Se decido per la versione lusso, Stefania lo verrà a sapere, prima o poi.

La commessa nota la mia perplessità.

“Se prende la lusso gliela posso lasciare a 215 Euro”, mi tenta con voce suadente.

Rapido calcolo. È uno sconto del ventidue percento.

Non male.

E poi in quella scatola c’è un motorino elettrico alimentato da celle solari. Un vero spettacolo.

Sono quasi deciso, quando la commessa parla ancora.

“Ma scusi, quanti anni ha il bambino?”, domanda.

Vuole solo aiutarmi a prendere la decisione migliore.

Sorrido.

“È qui il bello. Si tratta di una bambina”, ribatto continuando a sorridere.

La commessa sbianca, quasi. La mandibola le casca fino pressoché a toccare il ripiano di vetro sotto il quale brillano penne e matite colorate.

Sono sicuro che nemmeno il suo dentista riesce a farla smascellare in questo modo nel tentativo di aprirsi una strada più agevole per otturarle una carie.

“Ma… Ma…”, balbetta.

“Lei è sicuro che una bambina possa apprezzare un dono del genere? Forse una bambola…”

Ormai sto quasi ridendo.

“No, no, apprezzerà. Apprezzerà. È una bimba di trentacinque anni”, dico.

La ragazza è ormai alle lacrime dalla costernazione. In tutta la sua vita dentro quel negozio non le deve essere mai capitato di vedere un uomo, supposto adulto, maturo e certamente vaccinato, comprare un giocattolo del genere per una donna. Al limite avrà visto qualche ragazzo imbarazzato dalla scelta di un peluche per la lei di turno.

Mi godo ancora per qualche attimo lo stato di panico della commessa. Poi chiarisco.

“Sarebbe per mia moglie. Vede, è un ingegnere meccanico che non ha mai giocato con il Meccano.”

“Capisco”, dice.

Ma sono io a capire che lei, in realtà, non capisce. Forse condizionata da una mentalità provinciale in cui le donne servono a generare figli. Se hanno un lavoro è per contribuire al sostenimento delle spese familiari. E il massimo cui possono aspirare è di trovare impiego come commesse.

Appunto.

La ragazza mi sta ancora fissando, come se fossi un fantasma oppure un uomo venuto dal futuro. Non so perché ma mi sento in dovere di spiegare.

“Sa, sono anch’io un ingegnere”, dico come se questo fosse sufficiente a sciogliere il nodo che le ingarbuglia i neuroni.

Ma lo sguardo assente incastrato nel viso privo di espressione indica solo che il nodo nella sua testa è sempre più aggrovigliato.
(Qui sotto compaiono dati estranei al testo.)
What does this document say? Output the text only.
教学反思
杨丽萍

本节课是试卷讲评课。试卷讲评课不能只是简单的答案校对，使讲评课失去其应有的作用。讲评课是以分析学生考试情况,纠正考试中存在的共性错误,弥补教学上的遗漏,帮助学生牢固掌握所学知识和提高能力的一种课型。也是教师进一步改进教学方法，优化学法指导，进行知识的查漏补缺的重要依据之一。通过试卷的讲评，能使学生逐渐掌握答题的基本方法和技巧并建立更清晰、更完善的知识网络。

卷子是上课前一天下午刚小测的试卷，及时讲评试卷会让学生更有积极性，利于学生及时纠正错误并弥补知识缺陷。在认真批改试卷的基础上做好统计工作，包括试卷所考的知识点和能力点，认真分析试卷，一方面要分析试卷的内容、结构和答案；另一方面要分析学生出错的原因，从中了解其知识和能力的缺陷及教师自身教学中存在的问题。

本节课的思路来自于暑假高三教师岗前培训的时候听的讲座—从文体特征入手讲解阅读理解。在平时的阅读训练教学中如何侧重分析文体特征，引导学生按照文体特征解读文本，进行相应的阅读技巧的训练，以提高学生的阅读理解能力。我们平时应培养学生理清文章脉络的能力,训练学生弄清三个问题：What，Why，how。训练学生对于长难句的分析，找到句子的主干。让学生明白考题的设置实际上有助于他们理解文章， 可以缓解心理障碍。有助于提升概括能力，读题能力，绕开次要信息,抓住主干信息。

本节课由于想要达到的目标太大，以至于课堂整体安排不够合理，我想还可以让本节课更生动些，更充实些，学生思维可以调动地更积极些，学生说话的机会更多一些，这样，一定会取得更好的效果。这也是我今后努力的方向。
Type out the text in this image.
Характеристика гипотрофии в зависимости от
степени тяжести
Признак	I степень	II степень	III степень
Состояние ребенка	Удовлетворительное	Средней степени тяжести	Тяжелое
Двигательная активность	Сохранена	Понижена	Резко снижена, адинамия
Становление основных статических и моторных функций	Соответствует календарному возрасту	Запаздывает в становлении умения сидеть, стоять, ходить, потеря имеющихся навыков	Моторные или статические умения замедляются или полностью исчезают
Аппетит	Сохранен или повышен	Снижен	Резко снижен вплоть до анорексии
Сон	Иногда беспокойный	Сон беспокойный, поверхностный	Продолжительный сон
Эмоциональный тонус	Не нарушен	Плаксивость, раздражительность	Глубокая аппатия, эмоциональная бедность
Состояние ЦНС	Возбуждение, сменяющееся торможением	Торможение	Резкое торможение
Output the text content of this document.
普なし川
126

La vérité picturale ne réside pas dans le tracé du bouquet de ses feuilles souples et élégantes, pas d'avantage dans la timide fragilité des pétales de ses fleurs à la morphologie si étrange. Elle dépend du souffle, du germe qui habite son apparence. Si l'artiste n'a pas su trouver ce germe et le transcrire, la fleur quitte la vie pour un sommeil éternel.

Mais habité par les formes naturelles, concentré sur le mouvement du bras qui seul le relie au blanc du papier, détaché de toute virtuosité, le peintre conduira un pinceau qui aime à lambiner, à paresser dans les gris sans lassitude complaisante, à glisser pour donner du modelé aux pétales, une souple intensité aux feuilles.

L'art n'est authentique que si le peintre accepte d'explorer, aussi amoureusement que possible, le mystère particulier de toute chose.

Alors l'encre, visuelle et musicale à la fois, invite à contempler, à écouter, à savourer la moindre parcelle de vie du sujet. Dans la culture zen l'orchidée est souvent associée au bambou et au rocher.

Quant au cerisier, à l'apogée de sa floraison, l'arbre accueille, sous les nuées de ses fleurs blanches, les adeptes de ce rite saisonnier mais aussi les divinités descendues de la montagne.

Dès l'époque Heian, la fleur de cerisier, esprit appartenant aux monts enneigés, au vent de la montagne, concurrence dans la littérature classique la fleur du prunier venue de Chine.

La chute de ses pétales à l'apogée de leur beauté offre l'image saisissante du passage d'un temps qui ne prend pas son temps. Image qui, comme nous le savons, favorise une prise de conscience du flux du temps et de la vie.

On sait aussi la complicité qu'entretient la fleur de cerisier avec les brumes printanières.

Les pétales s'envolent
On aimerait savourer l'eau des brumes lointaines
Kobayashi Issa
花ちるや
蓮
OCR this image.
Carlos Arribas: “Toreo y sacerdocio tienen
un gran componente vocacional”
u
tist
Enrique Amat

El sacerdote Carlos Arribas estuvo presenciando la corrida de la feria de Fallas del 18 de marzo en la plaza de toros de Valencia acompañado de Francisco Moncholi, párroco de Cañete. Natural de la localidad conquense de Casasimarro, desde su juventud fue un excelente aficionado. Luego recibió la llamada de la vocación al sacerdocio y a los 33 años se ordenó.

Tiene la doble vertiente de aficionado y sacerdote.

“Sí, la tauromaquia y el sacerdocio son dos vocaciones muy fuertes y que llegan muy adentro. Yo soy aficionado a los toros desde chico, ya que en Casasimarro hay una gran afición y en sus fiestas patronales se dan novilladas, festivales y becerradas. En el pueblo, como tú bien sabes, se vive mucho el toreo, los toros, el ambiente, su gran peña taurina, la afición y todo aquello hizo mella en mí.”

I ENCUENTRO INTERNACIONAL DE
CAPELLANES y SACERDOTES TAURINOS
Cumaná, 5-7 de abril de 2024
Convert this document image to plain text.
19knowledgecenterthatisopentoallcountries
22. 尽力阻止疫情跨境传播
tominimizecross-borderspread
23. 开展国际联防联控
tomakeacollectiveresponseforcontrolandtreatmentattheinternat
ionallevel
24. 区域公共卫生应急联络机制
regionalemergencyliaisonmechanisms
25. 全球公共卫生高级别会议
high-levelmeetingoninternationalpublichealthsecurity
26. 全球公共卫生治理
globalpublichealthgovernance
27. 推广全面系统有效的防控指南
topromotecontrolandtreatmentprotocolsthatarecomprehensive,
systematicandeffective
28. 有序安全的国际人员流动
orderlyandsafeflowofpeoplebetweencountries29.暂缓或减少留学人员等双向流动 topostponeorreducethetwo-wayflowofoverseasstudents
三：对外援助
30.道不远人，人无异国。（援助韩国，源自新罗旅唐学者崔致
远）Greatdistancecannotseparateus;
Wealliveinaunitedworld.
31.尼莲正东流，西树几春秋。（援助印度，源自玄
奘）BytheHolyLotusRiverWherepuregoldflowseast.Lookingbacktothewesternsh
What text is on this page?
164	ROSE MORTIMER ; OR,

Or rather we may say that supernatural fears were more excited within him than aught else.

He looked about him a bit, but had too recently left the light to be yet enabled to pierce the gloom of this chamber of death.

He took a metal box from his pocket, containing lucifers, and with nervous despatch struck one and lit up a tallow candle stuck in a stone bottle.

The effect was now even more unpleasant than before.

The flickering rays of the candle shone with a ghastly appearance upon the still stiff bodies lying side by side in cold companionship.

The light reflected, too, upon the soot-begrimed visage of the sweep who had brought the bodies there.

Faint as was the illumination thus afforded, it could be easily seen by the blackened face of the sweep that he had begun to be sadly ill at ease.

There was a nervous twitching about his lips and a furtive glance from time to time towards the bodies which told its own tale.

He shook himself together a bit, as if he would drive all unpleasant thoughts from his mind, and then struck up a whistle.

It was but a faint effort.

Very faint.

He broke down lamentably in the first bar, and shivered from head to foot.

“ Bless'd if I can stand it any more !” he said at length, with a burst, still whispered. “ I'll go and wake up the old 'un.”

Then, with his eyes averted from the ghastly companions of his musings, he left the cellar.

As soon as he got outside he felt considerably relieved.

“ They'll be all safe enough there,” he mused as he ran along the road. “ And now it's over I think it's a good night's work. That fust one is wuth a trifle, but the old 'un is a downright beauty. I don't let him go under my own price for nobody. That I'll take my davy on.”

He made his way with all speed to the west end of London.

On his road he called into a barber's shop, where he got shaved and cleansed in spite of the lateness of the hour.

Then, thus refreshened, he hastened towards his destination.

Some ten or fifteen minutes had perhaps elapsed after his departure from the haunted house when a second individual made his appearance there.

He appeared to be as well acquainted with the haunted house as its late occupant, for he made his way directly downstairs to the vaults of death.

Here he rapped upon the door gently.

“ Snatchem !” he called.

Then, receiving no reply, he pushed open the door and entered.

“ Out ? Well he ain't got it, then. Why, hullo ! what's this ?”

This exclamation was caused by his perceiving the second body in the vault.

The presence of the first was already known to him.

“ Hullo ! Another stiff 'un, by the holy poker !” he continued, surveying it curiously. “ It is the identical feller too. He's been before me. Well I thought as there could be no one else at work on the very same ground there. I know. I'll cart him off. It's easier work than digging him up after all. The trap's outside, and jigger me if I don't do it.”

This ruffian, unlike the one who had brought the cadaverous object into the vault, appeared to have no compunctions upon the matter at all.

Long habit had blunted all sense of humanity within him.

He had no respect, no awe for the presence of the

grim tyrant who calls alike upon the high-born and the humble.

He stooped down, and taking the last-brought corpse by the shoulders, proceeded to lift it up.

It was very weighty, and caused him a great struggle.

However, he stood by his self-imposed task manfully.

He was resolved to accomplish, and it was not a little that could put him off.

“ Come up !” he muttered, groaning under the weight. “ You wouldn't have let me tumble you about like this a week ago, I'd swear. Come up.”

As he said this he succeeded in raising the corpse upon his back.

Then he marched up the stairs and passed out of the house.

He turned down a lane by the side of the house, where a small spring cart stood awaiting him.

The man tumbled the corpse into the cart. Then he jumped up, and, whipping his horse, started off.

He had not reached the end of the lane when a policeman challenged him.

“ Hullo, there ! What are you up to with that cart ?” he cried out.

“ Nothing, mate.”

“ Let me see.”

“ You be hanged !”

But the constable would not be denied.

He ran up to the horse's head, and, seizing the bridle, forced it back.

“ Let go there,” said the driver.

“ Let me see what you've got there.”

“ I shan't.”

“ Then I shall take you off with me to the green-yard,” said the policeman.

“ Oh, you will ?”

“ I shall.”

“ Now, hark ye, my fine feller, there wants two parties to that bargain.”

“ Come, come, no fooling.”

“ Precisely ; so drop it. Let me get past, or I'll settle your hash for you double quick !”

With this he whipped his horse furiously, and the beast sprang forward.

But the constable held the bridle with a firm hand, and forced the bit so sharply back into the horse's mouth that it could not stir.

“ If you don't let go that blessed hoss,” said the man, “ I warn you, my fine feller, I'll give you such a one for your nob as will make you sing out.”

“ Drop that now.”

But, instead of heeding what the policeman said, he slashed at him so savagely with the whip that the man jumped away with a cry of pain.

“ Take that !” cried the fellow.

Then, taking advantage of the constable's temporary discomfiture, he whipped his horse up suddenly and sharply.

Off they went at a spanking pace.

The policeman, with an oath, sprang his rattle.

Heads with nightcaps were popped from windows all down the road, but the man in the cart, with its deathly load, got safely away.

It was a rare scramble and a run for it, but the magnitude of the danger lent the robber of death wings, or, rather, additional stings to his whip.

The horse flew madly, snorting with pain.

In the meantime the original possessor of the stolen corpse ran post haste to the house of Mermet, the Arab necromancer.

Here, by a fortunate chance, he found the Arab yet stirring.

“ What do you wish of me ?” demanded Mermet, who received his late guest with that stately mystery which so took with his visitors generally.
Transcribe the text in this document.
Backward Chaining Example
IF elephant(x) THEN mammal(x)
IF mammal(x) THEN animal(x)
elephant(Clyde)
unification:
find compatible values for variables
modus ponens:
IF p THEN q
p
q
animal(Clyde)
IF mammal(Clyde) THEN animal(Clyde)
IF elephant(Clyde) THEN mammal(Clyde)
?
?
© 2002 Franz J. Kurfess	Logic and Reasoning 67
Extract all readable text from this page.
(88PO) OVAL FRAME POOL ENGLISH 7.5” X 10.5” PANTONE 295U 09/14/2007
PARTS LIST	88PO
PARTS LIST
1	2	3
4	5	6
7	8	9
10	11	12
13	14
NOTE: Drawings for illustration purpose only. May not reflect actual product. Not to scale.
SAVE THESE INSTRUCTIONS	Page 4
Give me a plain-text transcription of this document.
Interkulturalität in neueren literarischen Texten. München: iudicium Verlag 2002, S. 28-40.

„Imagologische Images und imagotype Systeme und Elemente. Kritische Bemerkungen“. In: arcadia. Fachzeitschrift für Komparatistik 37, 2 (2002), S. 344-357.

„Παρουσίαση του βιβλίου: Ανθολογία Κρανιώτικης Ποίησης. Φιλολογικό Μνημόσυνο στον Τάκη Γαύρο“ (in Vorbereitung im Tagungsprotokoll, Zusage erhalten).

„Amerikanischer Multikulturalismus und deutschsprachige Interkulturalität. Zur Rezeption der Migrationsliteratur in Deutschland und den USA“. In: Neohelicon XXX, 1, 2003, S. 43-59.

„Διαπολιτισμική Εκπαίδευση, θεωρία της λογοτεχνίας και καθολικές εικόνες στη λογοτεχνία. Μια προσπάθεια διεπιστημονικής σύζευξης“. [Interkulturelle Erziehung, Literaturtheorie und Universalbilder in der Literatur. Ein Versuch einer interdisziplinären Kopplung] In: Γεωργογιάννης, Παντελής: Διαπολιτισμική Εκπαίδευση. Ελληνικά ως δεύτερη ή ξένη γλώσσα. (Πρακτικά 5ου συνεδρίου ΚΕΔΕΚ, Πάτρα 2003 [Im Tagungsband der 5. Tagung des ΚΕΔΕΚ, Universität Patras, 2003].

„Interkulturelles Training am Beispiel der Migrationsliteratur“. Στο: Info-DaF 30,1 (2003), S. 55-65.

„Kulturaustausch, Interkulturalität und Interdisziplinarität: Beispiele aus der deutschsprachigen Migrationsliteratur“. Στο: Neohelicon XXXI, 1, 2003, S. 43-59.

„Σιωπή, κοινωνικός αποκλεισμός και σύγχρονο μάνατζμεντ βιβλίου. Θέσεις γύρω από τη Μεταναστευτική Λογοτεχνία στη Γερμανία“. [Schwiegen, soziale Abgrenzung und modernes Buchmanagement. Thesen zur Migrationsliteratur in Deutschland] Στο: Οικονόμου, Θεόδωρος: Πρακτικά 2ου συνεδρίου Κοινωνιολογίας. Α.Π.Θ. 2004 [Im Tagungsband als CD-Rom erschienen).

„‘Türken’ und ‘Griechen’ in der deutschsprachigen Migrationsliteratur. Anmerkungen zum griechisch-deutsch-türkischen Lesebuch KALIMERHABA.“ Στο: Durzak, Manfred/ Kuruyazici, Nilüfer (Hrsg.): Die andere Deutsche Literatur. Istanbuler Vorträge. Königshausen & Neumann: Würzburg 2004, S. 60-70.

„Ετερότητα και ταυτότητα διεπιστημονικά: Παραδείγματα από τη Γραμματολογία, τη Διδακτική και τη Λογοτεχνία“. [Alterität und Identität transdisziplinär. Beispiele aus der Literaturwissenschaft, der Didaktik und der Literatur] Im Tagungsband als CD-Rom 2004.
Tento di scherzare.

“Qualcuno sostiene che quando litighiamo ci tiriamo in testa gli ingranaggi, anziché i piatti come fanno tutti gli altri.”

Ovviamente lei non afferra la battuta, ma capisce che deve sorridere.

E sorride.

Ci rinuncio. Torno alla motivazione base della mia presenza lì, in quel negozio di giocattoli.

“Ok, vada per la versione lusso”, affermo estraendo la carta di credito.

Un gesto che segnerà indelebilmente l’acquisto effettuato.

215 Euro per un giocattolo.

Mentre esco dal negozio con la pesante scatola avvolta in una robusta carta da regalo e mi dirigo verso la vettura, cerco di prefigurarmi la scena del giorno di Natale: ira funesta per la folle cifra spesa o commosso abbraccio in segno di ringraziamento per il dono?